Innúmeras claves de lectura permite una obra tan variada, ambiciosa de saberes y sutil de lenguaje como la de Octavio Paz. Si de una página se trata, intento hacerlo. Uno de sus temas –obsesiones diría él– es la otredad. ¿Quién es el otro, por qué me importa?
Una respuesta dialéctica, formulada poéticamente, insiste en sus obras: el otro soy yo, mi proyección en los demás, en la cual me reconozco similar, no ya al Otro, sino a los otros. Me miro en ellos y, por lo mismo, ellos se miran en mí. Somos espejos mutuos y la mirada deshabita a quien mira. Entonces: soy uno porque soy dos y en el entre que nos une y nos separa, donde no hay nada de comienzo, inscribo mi historia.
La historia, en efecto, fue una de las preocupaciones constantes de Paz. No lo dejaba en paz y lo obligaba a pacificar. Leyó, en especial, a Hegel y a Marx, con la ayuda de su amigo el estudioso griego que vivía en París, Kostas Papaioannu. Éste era un revisor rasante de las filosofías de la historia y de la historia filosófica. Lo hacía desde una visión clasicista, basada en una imagen del cosmos griego como eterno. Y, dado que en la eternidad no hay historia, construía una edad de oro en que el hombre vivió disuelto en la naturaleza, obra de los dioses, en un mundo resuelto, simétrico, armonioso y, en ese sentido, concluso. El tiempo era allí cíclico, repetitivo y reponía en sucesivos momentos las mismas historias: los mitos.
Naturalmente, en Hegel, volviendo de Spinoza, lo que caracteriza al ser humano no es su inserción en la naturaleza sino su alejamiento de ella para conocerla, considerándola un objeto y sometiéndola a sus propios usos. La naturaleza no es intocable por ser sagrada, obra de las divinidades, sino el lugar secular de la necesidad donde el hombre va intentando construir su libertad por un constante ensanchamiento de la consciencia. El tiempo no es repetitivo sino progresivo. Y el ser humano pretende ser un dios entre los dioses pero a partir de su propia religión: la ley humana.
Octavio siempre se debatió en esta dualidad, muy propia del hombre occidental que, al decir de Starobinski, es el único capaz de salir de sí mismo y verse desde la perspectiva del otro. ¿Historia, tiempo evolutivo, o mito, tiempo circular? ¿Sociedades calientes o frías, según la nomenclatura de Lévi-Strauss, otra lectura acuciante de Paz? ¿Modernización o arcaísmo? ¿El mundo como actividad o la naturaleza como contemplación?
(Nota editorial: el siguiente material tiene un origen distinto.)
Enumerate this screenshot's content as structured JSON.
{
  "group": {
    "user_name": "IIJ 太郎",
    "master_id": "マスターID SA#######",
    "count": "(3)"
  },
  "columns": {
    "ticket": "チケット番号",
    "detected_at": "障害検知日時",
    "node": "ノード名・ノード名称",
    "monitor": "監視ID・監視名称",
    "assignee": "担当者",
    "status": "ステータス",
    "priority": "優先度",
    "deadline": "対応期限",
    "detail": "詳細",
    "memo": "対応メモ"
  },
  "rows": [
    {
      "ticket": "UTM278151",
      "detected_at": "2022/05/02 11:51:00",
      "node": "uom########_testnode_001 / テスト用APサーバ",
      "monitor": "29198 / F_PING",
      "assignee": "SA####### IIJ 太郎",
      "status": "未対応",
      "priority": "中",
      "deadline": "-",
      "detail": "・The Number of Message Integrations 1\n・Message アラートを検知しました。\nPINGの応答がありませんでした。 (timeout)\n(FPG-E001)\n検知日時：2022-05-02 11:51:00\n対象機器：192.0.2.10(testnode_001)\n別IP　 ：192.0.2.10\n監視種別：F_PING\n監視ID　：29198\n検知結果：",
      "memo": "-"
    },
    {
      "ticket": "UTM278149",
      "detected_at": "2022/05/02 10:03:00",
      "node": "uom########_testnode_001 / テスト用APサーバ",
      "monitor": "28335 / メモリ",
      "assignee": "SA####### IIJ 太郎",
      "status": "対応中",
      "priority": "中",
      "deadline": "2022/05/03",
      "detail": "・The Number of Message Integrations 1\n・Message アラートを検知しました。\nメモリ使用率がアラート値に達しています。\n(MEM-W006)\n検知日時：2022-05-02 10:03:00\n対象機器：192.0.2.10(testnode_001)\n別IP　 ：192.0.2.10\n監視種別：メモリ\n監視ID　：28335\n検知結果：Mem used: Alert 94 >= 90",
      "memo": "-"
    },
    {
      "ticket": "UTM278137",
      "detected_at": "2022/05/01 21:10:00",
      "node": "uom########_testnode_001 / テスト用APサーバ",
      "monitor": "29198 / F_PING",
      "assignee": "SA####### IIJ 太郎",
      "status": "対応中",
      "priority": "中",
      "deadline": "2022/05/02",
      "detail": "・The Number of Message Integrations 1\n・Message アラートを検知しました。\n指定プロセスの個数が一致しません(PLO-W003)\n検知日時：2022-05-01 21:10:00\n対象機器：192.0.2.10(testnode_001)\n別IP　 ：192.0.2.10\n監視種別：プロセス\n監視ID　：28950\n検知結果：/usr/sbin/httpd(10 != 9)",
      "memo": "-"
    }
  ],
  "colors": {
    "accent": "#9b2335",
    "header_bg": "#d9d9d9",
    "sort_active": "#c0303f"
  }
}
Creo que Octavio aprovechó este vaivén dialéctico –no se entiende lo uno sin lo otro, nada existe sin su opuesto– también para hurgar en su condición de mexicano pues México es el país criollo y mestizo que se moderniza desde la conquista española, a la vez que es el país arcaico de los aborígenes, tan civilizados como los europeos pero sin su visión del tiempo como devenir.
El escritor se asomó apasionadamente a las culturas del Oriente, en especial a las indias, al tiempo que deseaba para su país y para toda la América Latina un proceso de modernización que la equiparase con su Hermana Mayor, anglosajona, protestante e industriosa, la República Imperial del Norte.
Entiendo que Octavio fue un hombre de Occidente: sujeto, discurso, historia. Su deriva por la otredad oriental no lo incluyó nunca en sus misticismos, en su desdén por el bienestar y la profilaxis. Pero no dejó de considerar con perplejidad esa fascinación por lo Otro. Más aún: encontró un espacio de conciliación, pasajero pero decisivo, de la condición humana: el lenguaje. Más afinadamente: su costado poético. El hombre –lo dice en memorables versos– es escritura y cuado a ella volvemos, deletreamos al otro. Si algún lector consigue estas líneas, me deletreará, seré el otro para él y él, el otro para mí. Para mí mismo y para él mismo. Y ambos, seguramente, seguiremos siendo deletreados, pues estamos escritos, por Octavio Paz.